Medicamentos que contienen opioides como la morfina:

Si usted está tomando algún medicamento que contenga opioides (como la morfina), informe a su médico o farmacéutico, ya que los opioides pueden aumentar el efecto de NEURONTIN®. Además, la combinación de NEURONTIN® con opioides puede ocasionar somnolencia, sedación, disminución de la respiración o la muerte.

Antiácidos para la indigestión:

Si toma NEURONTIN® al mismo tiempo que antiácidos que contienen aluminio y magnesio, se puede reducir la absorción en el estómago de NEURONTIN®. Se recomienda, por tanto que NEURONTIN® se tome al menos dos horas después de tomar un antiácido.

NEURONTIN®:

- No se espera que interaccione con otros medicamentos antiepilépticos o con la píldora anticonceptiva oral.

- Puede interferir en algunas pruebas de laboratorio, por lo que, si usted necesita un análisis de orina, informe a su médico o al hospital sobre qué está tomando.

Toma de NEURONTIN® con alimentos:

NEURONTIN® puede tomarse con o sin alimentos.

LO QUE USTED DEBE SABER:

Qué necesita saber antes de empezar a tomar NEURONTIN®:

No tome NEURONTIN®:

- Si es alérgico (hipersensible) a gabapentina o a cualquiera de los demás componentes de este medicamento (incluidos en la sección Contenido del envase e información adicional).

DESCRIPCIÓN:

Contenido del prospecto:

1. Qué es NEURONTIN® y para qué se utiliza.

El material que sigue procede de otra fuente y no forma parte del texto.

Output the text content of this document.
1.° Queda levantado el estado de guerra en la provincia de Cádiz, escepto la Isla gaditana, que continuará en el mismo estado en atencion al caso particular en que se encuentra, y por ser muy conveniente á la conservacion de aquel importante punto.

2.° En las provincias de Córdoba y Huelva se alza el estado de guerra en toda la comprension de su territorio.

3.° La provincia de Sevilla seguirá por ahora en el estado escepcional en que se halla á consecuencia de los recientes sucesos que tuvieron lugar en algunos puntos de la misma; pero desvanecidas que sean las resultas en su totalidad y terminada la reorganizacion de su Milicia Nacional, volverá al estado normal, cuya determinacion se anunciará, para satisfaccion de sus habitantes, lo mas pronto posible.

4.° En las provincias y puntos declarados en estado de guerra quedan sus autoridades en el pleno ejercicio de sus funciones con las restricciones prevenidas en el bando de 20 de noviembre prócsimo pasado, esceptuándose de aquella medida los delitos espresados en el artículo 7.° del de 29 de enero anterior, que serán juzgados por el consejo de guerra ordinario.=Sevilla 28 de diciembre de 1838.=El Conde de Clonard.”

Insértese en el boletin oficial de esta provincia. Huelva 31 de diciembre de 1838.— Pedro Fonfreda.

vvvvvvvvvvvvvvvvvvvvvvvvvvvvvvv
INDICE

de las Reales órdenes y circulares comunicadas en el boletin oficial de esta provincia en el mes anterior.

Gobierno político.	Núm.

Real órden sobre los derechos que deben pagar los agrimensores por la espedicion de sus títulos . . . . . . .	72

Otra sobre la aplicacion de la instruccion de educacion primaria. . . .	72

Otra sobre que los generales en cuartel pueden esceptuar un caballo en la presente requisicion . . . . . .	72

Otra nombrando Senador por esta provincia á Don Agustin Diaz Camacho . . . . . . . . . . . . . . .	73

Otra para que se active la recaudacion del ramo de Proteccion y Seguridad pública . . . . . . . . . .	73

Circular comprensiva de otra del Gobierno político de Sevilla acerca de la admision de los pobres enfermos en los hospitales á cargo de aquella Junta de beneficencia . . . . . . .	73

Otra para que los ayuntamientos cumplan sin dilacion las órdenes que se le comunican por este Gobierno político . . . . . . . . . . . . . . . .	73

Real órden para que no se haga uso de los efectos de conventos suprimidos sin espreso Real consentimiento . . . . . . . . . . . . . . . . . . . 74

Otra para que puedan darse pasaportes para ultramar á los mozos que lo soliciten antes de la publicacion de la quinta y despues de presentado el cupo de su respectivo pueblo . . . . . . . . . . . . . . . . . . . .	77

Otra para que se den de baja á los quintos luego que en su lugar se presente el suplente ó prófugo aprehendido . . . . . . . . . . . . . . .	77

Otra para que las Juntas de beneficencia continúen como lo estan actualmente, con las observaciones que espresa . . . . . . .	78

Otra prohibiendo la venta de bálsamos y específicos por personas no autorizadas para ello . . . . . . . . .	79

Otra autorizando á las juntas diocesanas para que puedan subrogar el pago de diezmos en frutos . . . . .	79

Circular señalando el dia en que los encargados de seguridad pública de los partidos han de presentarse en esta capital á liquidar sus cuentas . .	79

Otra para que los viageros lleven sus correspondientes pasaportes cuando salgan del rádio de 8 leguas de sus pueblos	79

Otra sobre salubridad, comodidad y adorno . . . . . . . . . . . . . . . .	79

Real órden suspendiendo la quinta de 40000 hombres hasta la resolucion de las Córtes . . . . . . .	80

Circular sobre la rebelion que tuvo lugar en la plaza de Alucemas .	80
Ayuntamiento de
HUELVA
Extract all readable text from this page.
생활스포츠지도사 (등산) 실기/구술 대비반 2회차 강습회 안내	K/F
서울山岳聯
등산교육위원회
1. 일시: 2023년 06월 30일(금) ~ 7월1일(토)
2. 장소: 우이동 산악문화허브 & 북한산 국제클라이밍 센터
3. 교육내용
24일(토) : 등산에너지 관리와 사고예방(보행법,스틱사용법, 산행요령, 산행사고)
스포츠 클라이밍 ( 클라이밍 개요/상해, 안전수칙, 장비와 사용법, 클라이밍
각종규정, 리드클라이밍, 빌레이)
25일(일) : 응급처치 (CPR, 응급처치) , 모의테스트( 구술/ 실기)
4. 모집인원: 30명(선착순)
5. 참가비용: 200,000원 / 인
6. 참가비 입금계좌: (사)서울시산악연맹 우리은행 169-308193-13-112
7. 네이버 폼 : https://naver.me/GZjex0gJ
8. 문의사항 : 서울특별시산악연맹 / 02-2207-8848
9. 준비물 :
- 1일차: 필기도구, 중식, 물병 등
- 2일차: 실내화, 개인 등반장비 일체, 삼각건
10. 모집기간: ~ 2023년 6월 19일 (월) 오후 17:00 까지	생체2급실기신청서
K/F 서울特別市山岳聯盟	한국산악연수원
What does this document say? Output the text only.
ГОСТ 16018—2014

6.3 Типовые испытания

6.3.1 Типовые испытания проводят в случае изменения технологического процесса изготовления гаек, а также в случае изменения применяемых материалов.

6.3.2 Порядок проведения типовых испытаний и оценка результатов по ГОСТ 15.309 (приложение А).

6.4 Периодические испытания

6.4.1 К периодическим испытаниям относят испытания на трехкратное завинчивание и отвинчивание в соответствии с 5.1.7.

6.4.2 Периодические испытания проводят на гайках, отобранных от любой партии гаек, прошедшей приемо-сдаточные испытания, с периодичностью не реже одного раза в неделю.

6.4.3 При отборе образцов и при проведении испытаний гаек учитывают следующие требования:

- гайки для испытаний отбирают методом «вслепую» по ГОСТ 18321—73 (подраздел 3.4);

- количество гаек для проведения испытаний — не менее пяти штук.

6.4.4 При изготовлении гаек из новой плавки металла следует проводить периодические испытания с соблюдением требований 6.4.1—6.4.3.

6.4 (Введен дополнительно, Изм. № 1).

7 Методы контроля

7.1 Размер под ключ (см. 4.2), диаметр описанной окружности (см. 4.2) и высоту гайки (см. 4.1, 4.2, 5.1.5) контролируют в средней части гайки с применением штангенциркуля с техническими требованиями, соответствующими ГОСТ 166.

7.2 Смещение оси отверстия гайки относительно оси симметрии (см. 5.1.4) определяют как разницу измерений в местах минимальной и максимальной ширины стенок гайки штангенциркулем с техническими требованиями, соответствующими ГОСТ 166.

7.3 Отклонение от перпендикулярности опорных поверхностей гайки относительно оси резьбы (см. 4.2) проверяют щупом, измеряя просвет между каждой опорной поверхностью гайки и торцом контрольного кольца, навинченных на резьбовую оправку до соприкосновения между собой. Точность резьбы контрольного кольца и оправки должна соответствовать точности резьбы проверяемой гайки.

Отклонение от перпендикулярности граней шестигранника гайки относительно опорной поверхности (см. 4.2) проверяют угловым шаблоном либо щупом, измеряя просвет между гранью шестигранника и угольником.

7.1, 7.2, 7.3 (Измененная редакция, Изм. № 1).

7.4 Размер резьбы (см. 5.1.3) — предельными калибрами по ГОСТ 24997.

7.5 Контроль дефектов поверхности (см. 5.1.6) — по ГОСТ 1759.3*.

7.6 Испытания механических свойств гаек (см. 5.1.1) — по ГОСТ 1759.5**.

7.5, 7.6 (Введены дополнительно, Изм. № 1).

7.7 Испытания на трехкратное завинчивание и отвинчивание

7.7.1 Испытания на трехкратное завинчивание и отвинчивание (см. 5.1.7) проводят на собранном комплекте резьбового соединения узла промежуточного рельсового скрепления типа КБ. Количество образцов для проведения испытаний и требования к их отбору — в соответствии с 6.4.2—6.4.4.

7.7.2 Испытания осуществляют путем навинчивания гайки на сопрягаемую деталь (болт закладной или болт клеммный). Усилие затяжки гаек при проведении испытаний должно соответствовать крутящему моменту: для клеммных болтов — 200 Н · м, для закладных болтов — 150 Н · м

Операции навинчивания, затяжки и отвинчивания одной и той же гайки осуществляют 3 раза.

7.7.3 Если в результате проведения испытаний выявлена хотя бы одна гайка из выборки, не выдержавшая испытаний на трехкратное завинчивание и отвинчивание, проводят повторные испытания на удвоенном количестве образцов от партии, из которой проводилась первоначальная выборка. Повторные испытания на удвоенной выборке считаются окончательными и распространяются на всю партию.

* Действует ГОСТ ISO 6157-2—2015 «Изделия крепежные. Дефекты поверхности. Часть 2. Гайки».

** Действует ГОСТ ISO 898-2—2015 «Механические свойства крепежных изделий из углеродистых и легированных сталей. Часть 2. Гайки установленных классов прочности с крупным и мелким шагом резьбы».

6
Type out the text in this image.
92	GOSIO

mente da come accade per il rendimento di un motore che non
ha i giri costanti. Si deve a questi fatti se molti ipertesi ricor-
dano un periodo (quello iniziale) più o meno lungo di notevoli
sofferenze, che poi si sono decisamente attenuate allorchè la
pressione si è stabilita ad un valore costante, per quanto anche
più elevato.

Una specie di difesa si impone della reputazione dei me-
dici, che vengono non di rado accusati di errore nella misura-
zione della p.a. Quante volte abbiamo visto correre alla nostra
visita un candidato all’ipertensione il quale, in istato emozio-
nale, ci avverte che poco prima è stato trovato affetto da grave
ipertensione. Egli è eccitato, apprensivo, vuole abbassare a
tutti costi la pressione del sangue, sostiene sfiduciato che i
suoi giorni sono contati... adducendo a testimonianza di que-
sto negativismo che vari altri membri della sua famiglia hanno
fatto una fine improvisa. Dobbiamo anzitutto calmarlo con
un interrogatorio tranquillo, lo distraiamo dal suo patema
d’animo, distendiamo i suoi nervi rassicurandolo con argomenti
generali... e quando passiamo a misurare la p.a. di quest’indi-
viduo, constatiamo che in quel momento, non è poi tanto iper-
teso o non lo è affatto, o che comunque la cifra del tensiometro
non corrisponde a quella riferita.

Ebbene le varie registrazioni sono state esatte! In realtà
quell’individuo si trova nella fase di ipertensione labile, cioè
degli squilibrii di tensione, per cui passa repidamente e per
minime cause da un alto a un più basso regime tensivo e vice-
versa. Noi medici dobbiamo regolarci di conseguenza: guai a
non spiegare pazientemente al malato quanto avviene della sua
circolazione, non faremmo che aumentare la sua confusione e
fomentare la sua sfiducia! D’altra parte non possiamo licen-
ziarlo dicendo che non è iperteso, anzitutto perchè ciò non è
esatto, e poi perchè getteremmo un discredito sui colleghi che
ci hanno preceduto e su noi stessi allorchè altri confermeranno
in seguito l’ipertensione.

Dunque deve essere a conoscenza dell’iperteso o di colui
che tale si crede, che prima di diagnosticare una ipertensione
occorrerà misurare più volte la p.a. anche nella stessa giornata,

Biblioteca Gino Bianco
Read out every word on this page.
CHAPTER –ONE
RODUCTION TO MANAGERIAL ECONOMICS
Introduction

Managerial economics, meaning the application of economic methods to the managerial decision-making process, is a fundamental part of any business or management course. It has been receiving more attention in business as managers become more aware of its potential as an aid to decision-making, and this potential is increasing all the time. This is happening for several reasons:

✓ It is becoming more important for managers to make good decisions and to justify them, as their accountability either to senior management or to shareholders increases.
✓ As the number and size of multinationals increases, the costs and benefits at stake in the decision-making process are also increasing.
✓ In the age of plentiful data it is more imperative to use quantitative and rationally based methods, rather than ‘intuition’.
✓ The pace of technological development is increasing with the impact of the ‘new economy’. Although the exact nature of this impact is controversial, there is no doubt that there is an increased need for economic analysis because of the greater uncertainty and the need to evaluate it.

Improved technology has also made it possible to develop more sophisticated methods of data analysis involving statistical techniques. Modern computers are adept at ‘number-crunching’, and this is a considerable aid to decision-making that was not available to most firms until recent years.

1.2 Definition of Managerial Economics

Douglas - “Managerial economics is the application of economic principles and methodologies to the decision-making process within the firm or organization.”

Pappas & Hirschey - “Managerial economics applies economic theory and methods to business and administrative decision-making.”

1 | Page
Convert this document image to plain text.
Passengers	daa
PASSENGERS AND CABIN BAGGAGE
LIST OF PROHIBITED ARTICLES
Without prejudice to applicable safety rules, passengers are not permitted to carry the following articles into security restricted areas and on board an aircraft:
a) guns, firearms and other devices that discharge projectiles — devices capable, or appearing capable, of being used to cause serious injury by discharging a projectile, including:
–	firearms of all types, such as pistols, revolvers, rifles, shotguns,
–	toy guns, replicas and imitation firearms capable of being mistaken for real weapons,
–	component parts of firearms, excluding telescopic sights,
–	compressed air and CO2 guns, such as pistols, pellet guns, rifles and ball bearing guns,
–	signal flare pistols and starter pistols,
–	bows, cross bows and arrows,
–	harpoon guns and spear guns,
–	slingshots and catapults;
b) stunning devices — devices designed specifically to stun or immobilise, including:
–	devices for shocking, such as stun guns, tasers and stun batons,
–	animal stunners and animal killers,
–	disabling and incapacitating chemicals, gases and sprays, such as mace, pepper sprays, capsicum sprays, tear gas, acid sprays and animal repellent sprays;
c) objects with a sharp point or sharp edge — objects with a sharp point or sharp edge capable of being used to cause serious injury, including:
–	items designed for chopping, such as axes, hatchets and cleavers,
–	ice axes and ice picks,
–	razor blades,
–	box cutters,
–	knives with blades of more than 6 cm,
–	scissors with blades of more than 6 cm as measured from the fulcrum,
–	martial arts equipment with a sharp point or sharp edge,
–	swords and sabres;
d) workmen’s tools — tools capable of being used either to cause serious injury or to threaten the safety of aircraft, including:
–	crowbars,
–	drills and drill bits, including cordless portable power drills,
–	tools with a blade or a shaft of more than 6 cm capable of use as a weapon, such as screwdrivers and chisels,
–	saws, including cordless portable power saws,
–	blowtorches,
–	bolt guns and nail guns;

2. Qué necesita saber antes de empezar a tomar NEURONTIN®.

3. Cómo tomar NEURONTIN®.

4. Posibles efectos adversos.

5. Conservación de NEURONTIN®.

6. Contenido del envase e información adicional.

PRESENTACIÓN:

Contenido del envase:

NEURONTIN® 300 mg:
Blíster de PVC/PVDC/incoloro-aluminio plateado.
Caja de cartulina × 20 cápsulas duras.

NEURONTIN® 400 mg:
Blíster de aluminio PVC/PVDC incoloro.
Caja de cartulina × 18 y 20 cápsulas.

NEURONTIN® 600 mg:
Blister de aluminio/PV/PVDC incoloro.
Caja de cartulina × 18 tabletas recubiertas.

Puede que solamente estén comercializados algunos tamaños de envases.

ASPEN PERÚ S.A.

Revisión de textos: febrero 2024

RECOMENDACIONES SOBRE ALMACENAMIENTO:

Conservación de NEURONTIN®:

Mantener este medicamento fuera del alcance de los niños.

No utilice este medicamento después de la fecha de caducidad que aparece en el envase.

La fecha de caducidad es el último día del mes que se indica.

No conservar a temperatura superior a 30 ºC.